While the GR is abundantly expressed throughout the brain, MRs expression profile is typically reported as more restricted (Reul and de Kloet, 1985). The highest proportion of aldosterone selective MRs in NTS, (figure 1) controls physiology and behaviour related to sodium balance and transport in epithelial cells (Geerling and Loewy, 2009). A proportion of these NTS neurons project to the parabrachial/locus coeruleus nuclei, some innervate the ventrolateral bed nucleus of the stria terminalis (BNST), and less project to the ventral tegmental area (VTA), central amygdala and hypothalamus regulating motivation and arousal, reward pathways and cognitive functions related to salt balance (de Kloet and Joëls, 2017). These receptors may be important in human psychopathology in relation to Conn’s disease or other forms of hyperaldosteronism (discussed in detail later) (Gendreitzig et al. , 2021).
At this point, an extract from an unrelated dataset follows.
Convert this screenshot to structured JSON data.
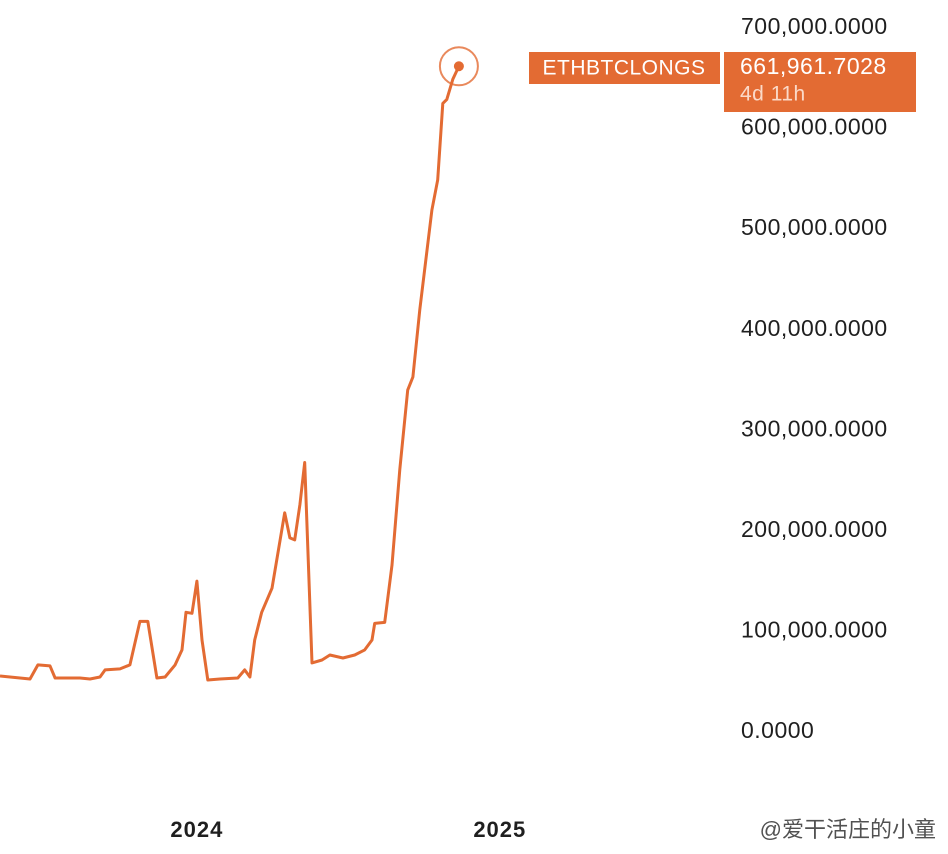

Glucocorticoid preferring MR is reported in the pre-frontal cortex, hippocampus, lateral septum thalamic nuclei, and hypothalamic nuclei and, the medial and central amygdala (Reul and de Kloet, 1985; Chao, Choo and McEwen, 1989) (figure 1). Hippocampal MR contributes to indirect negative feedback regulation of the HPA axis, and affects processes in the control of emotion, cognition, and behaviour (Vogelet al ., 2016). Hippocampal MR expression is high throughout all principle glutamatergic cell layers (Reul and de Kloet, 1985) with its highest levels in the Cornu Ammonis 2 (CA2), from embryonic through to adulthood and this may be directly linked to differentiation (McCannet al. , 2021). MR-directed cell type–specific molecular signatures, involved in cellular processes and disease states in the brain, requires further interrogation using techniques such as single cell RNA sequencing (scRNA-seq). In fact, scRNA-seq under basal conditions has identified higher expression of MR than GR also in GABAergic neurons in the hippocampus (Viho et al, JNE in revision). Models assessing fear extinction and behavioral responses to stress identified cortisol preferring MR projections from infralimbic origin to innervate the locus coeruleus (LC) and NTS, and also intercalate amygdala neurones that exert GABA-ergic control over the central amygdala (Milad and Quirk, 2012; McKlveen, Myers and Herman, 2015). What is more, the prelimbic- and infralimbic PFC were identified as important for fear expression and extinction (Milad and Quirk, 2012).